Good suggestion. I'll send a new version of patch 10 and 11.

Thank you.
diff mbox

Patch

diff --git a/arch/arm/include/asm/kprobes.h b/arch/arm/include/asm/kprobes.h
index 50ff3bc..3ea9be5 100644
--- a/arch/arm/include/asm/kprobes.h
+++ b/arch/arm/include/asm/kprobes.h
@@ -57,6 +57,9 @@  extern __visible kprobe_opcode_t optprobe_template_call;
 extern __visible kprobe_opcode_t optprobe_template_end;
 extern __visible kprobe_opcode_t optprobe_template_sub_sp;
 extern __visible kprobe_opcode_t optprobe_template_add_sp;
+extern __visible kprobe_opcode_t optprobe_template_restore_begin;
+extern __visible kprobe_opcode_t optprobe_template_restore_orig_insn;
+extern __visible kprobe_opcode_t optprobe_template_restore_end;
 
 #define MAX_OPTIMIZED_LENGTH	4
 #define MAX_OPTINSN_SIZE				\
diff --git a/arch/arm/include/asm/probes.h b/arch/arm/include/asm/probes.h
index ee8725c..8ebbe83 100644
--- a/arch/arm/include/asm/probes.h
+++ b/arch/arm/include/asm/probes.h
@@ -50,6 +50,7 @@  struct arch_probes_insn {
 #define set_register_nouse(m, n)	__clear_register_flag(m, n, REG_NO_USE)

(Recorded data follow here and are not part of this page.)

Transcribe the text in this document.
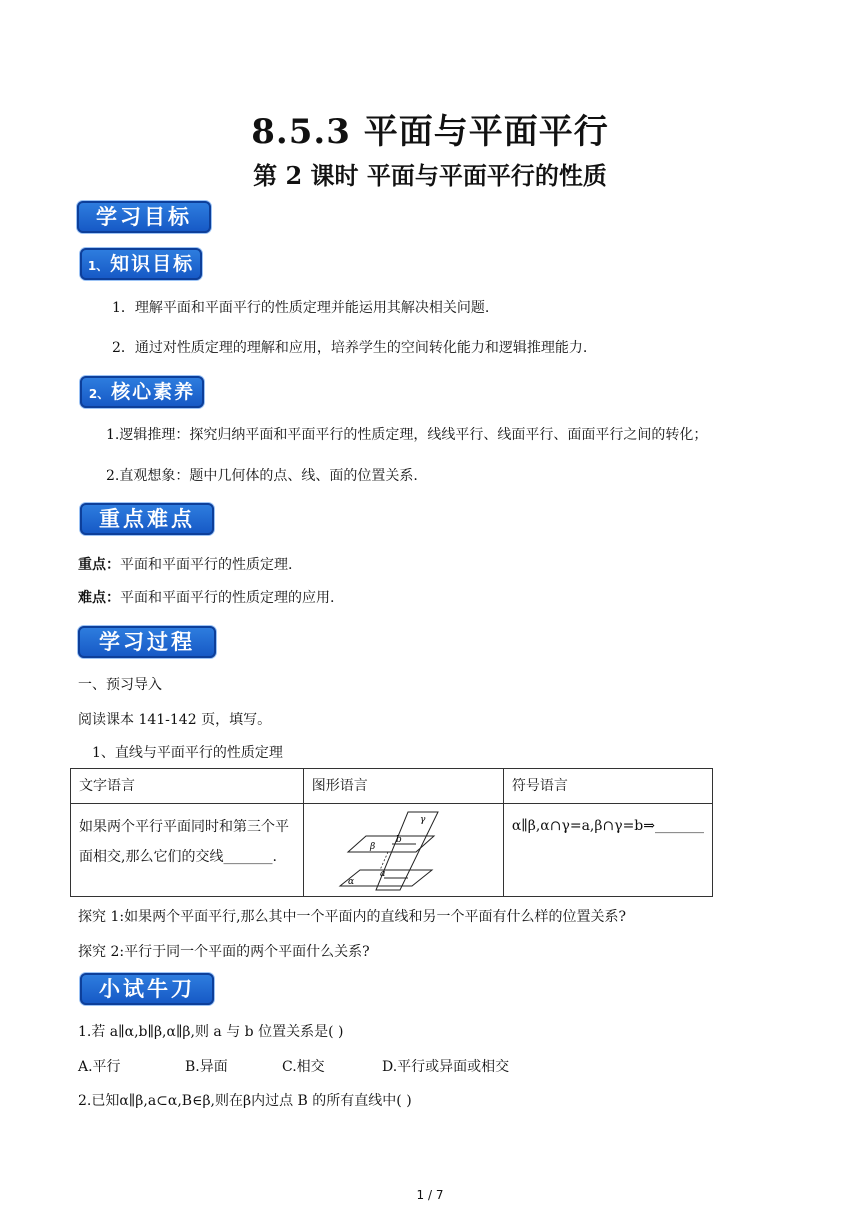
8.5.3 平面与平面平行
第 2 课时 平面与平面平行的性质
学习目标
1、 知识目标
1．理解平面和平面平行的性质定理并能运用其解决相关问题.
2．通过对性质定理的理解和应用，培养学生的空间转化能力和逻辑推理能力.
2、 核心素养
1.逻辑推理：探究归纳平面和平面平行的性质定理，线线平行、线面平行、面面平行之间的转化；
2.直观想象：题中几何体的点、线、面的位置关系.
重点难点
重点：平面和平面平行的性质定理.
难点：平面和平面平行的性质定理的应用.
学习过程
一、预习导入
阅读课本 141-142 页，填写。
1、直线与平面平行的性质定理
文字语言	图形语言	符号语言
如果两个平行平面同时和第三个平面相交,那么它们的交线_______.	β
α
γ
b
a	α∥β,α∩γ=a,β∩γ=b⇒_______
探究 1:如果两个平面平行,那么其中一个平面内的直线和另一个平面有什么样的位置关系?
探究 2:平行于同一个平面的两个平面什么关系?
小试牛刀
1.若 a∥α,b∥β,α∥β,则 a 与 b 位置关系是( )
A.平行	B.异面	C.相交	D.平行或异面或相交
2.已知α∥β,a⊂α,B∈β,则在β内过点 B 的所有直线中( )
1 / 7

 #define set_register_use(m, n)	__set_register_flag(m, n, REG_USE)
 	int register_usage_mask;
+	bool kprobe_direct_exec;
 };
 
 #endif /* __ASSEMBLY__ */
diff --git a/arch/arm/probes/kprobes/opt-arm.c b/arch/arm/probes/kprobes/opt-arm.c
index 6a60df3..f3bd1cc 100644
--- a/arch/arm/probes/kprobes/opt-arm.c
+++ b/arch/arm/probes/kprobes/opt-arm.c
@@ -32,6 +32,13 @@ 
 #include "core.h"
 
 /*
+ * See register_usage_mask. If the probed instruction doesn't use PC,
+ * we can copy it into template and have it executed directly without
+ * simulation or emulation.
+ */
+#define can_kprobe_direct_exec(m)	(!((m) & 0xc0000000UL))
+
+/*
  * NOTE: the first sub and add instruction will be modified according
  * to the stack cost of the instruction.
  */
@@ -66,7 +73,15 @@  asm (
 			"	orrne	r2, #1\n"
 			"	strne	r2, [sp, #60] @ set bit0 of PC for thumb\n"

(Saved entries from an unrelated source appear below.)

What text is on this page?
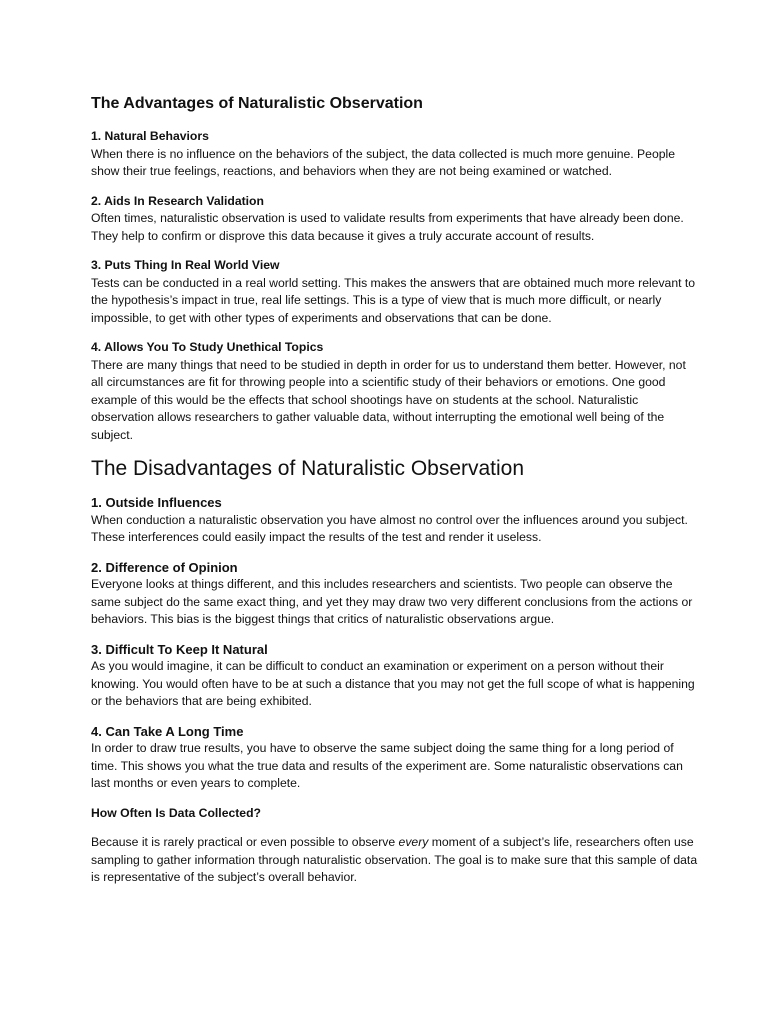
The Advantages of Naturalistic Observation
1. Natural Behaviors
When there is no influence on the behaviors of the subject, the data collected is much more genuine. People show their true feelings, reactions, and behaviors when they are not being examined or watched.
2. Aids In Research Validation
Often times, naturalistic observation is used to validate results from experiments that have already been done. They help to confirm or disprove this data because it gives a truly accurate account of results.
3. Puts Thing In Real World View
Tests can be conducted in a real world setting. This makes the answers that are obtained much more relevant to the hypothesis’s impact in true, real life settings. This is a type of view that is much more difficult, or nearly impossible, to get with other types of experiments and observations that can be done.
4. Allows You To Study Unethical Topics
There are many things that need to be studied in depth in order for us to understand them better. However, not all circumstances are fit for throwing people into a scientific study of their behaviors or emotions. One good example of this would be the effects that school shootings have on students at the school. Naturalistic observation allows researchers to gather valuable data, without interrupting the emotional well being of the subject.
The Disadvantages of Naturalistic Observation
1. Outside Influences
When conduction a naturalistic observation you have almost no control over the influences around you subject. These interferences could easily impact the results of the test and render it useless.
2. Difference of Opinion
Everyone looks at things different, and this includes researchers and scientists. Two people can observe the same subject do the same exact thing, and yet they may draw two very different conclusions from the actions or behaviors. This bias is the biggest things that critics of naturalistic observations argue.
3. Difficult To Keep It Natural
As you would imagine, it can be difficult to conduct an examination or experiment on a person without their knowing. You would often have to be at such a distance that you may not get the full scope of what is happening or the behaviors that are being exhibited.
4. Can Take A Long Time
In order to draw true results, you have to observe the same subject doing the same thing for a long period of time. This shows you what the true data and results of the experiment are. Some naturalistic observations can last months or even years to complete.
How Often Is Data Collected?
Because it is rarely practical or even possible to observe every moment of a subject’s life, researchers often use sampling to gather information through naturalistic observation. The goal is to make sure that this sample of data is representative of the subject’s overall behavior.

 			"	msr	cpsr_cxsf, r1\n"
+			".global optprobe_template_restore_begin\n"
+			"optprobe_template_restore_begin:\n"
 			"	ldmia	sp, {r0 - r15}\n"
+			".global optprobe_template_restore_orig_insn\n"

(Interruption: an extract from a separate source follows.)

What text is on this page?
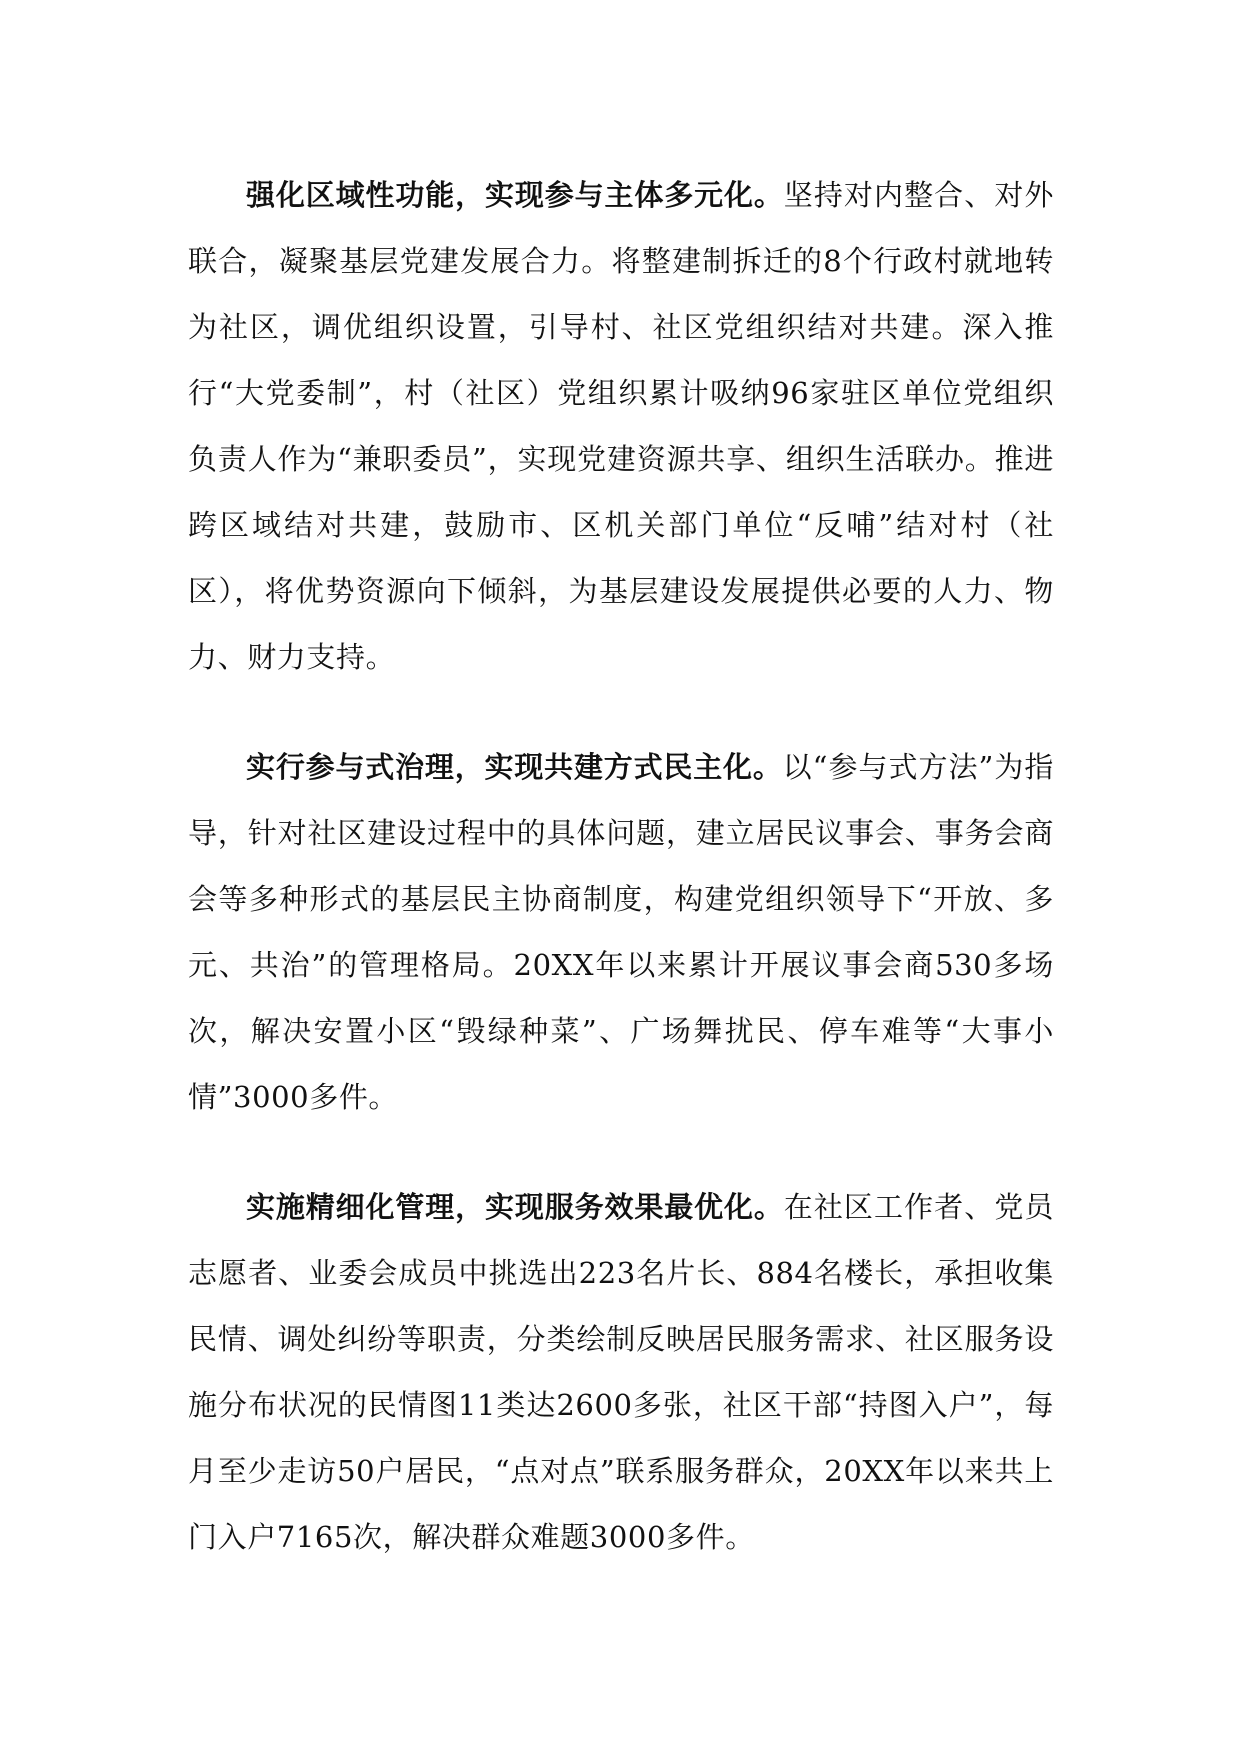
强化区域性功能，实现参与主体多元化。坚持对内整合、对外联合，凝聚基层党建发展合力。将整建制拆迁的8个行政村就地转为社区，调优组织设置，引导村、社区党组织结对共建。深入推行“大党委制”，村（社区）党组织累计吸纳96家驻区单位党组织负责人作为“兼职委员”，实现党建资源共享、组织生活联办。推进跨区域结对共建，鼓励市、区机关部门单位“反哺”结对村（社区），将优势资源向下倾斜，为基层建设发展提供必要的人力、物力、财力支持。

实行参与式治理，实现共建方式民主化。以“参与式方法”为指导，针对社区建设过程中的具体问题，建立居民议事会、事务会商会等多种形式的基层民主协商制度，构建党组织领导下“开放、多元、共治”的管理格局。20XX年以来累计开展议事会商530多场次，解决安置小区“毁绿种菜”、广场舞扰民、停车难等“大事小情”3000多件。

实施精细化管理，实现服务效果最优化。在社区工作者、党员志愿者、业委会成员中挑选出223名片长、884名楼长，承担收集民情、调处纠纷等职责，分类绘制反映居民服务需求、社区服务设施分布状况的民情图11类达2600多张，社区干部“持图入户”，每月至少走访50户居民，“点对点”联系服务群众，20XX年以来共上门入户7165次，解决群众难题3000多件。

+			"optprobe_template_restore_orig_insn:\n"
+			"	nop\n"
+			".global optprobe_template_restore_end\n"
+			"optprobe_template_restore_end:\n"
+			"	ldmia	sp, {r13 - r15}\n"
 			".global optprobe_template_val\n"
 			"optprobe_template_val:\n"
 			"1:	.long 0\n"
@@ -86,6 +101,12 @@  asm (
 	((unsigned long *)&optprobe_template_add_sp - (unsigned long *)&optprobe_template_entry)
 #define TMPL_SUB_SP \
 	((unsigned long *)&optprobe_template_sub_sp - (unsigned long *)&optprobe_template_entry)
+#define TMPL_RESTORE_BEGIN \
+	((unsigned long *)&optprobe_template_restore_begin - (unsigned long *)&optprobe_template_entry)
+#define TMPL_RESTORE_ORIGN_INSN \
+	((unsigned long *)&optprobe_template_restore_orig_insn - (unsigned long *)&optprobe_template_entry)
+#define TMPL_RESTORE_END \
+	((unsigned long *)&optprobe_template_restore_end - (unsigned long *)&optprobe_template_entry)
 
 /*
  * ARM can always optimize an instruction when using ARM ISA, except
@@ -155,8 +176,12 @@  optimized_callback(struct optimized_kprobe *op, struct pt_regs *regs)
 		__this_cpu_write(current_kprobe, NULL);
 	}
 
-	/* In each case, we must singlestep the replaced instruction. */
-	op->kp.ainsn.insn_singlestep(p->opcode, &p->ainsn, regs);
+	/*
+	 * We singlestep the replaced instruction only when it can't be
+	 * executed directly during restore.
+	 */
+	if (!p->ainsn.kprobe_direct_exec)
+		op->kp.ainsn.insn_singlestep(p->opcode, &p->ainsn, regs);
 
 	local_irq_restore(flags);
 }
@@ -238,6 +263,24 @@  int arch_prepare_optimized_kprobe(struct optimized_kprobe *op, struct kprobe *or
 	val = (unsigned long)optimized_callback;
 	code[TMPL_CALL_IDX] = val;
 
+	/* If possible, copy insn and have it executed during restore */
+	orig->ainsn.kprobe_direct_exec = false;
+	if (can_kprobe_direct_exec(orig->ainsn.register_usage_mask)) {
+		kprobe_opcode_t final_branch = arm_gen_branch(
+				(unsigned long)(&code[TMPL_RESTORE_END]),
+				(unsigned long)(op->kp.addr) + 4);
+		if (final_branch != 0) {
+			/*
+			 * Replace original 'ldmia sp, {r0 - r15}' with
+			 * 'ldmia {r0 - r14}', restore all register except pc.
+			 */
+			code[TMPL_RESTORE_BEGIN] = __opcode_to_mem_arm(0xe89d7fff);
+			code[TMPL_RESTORE_ORIGN_INSN] = __opcode_to_mem_arm(orig->opcode);
+			code[TMPL_RESTORE_END] = __opcode_to_mem_arm(final_branch);
+			orig->ainsn.kprobe_direct_exec = true;
+		}
+	}
+
 	flush_icache_range((unsigned long)code,
 			   (unsigned long)(&code[TMPL_END_IDX]));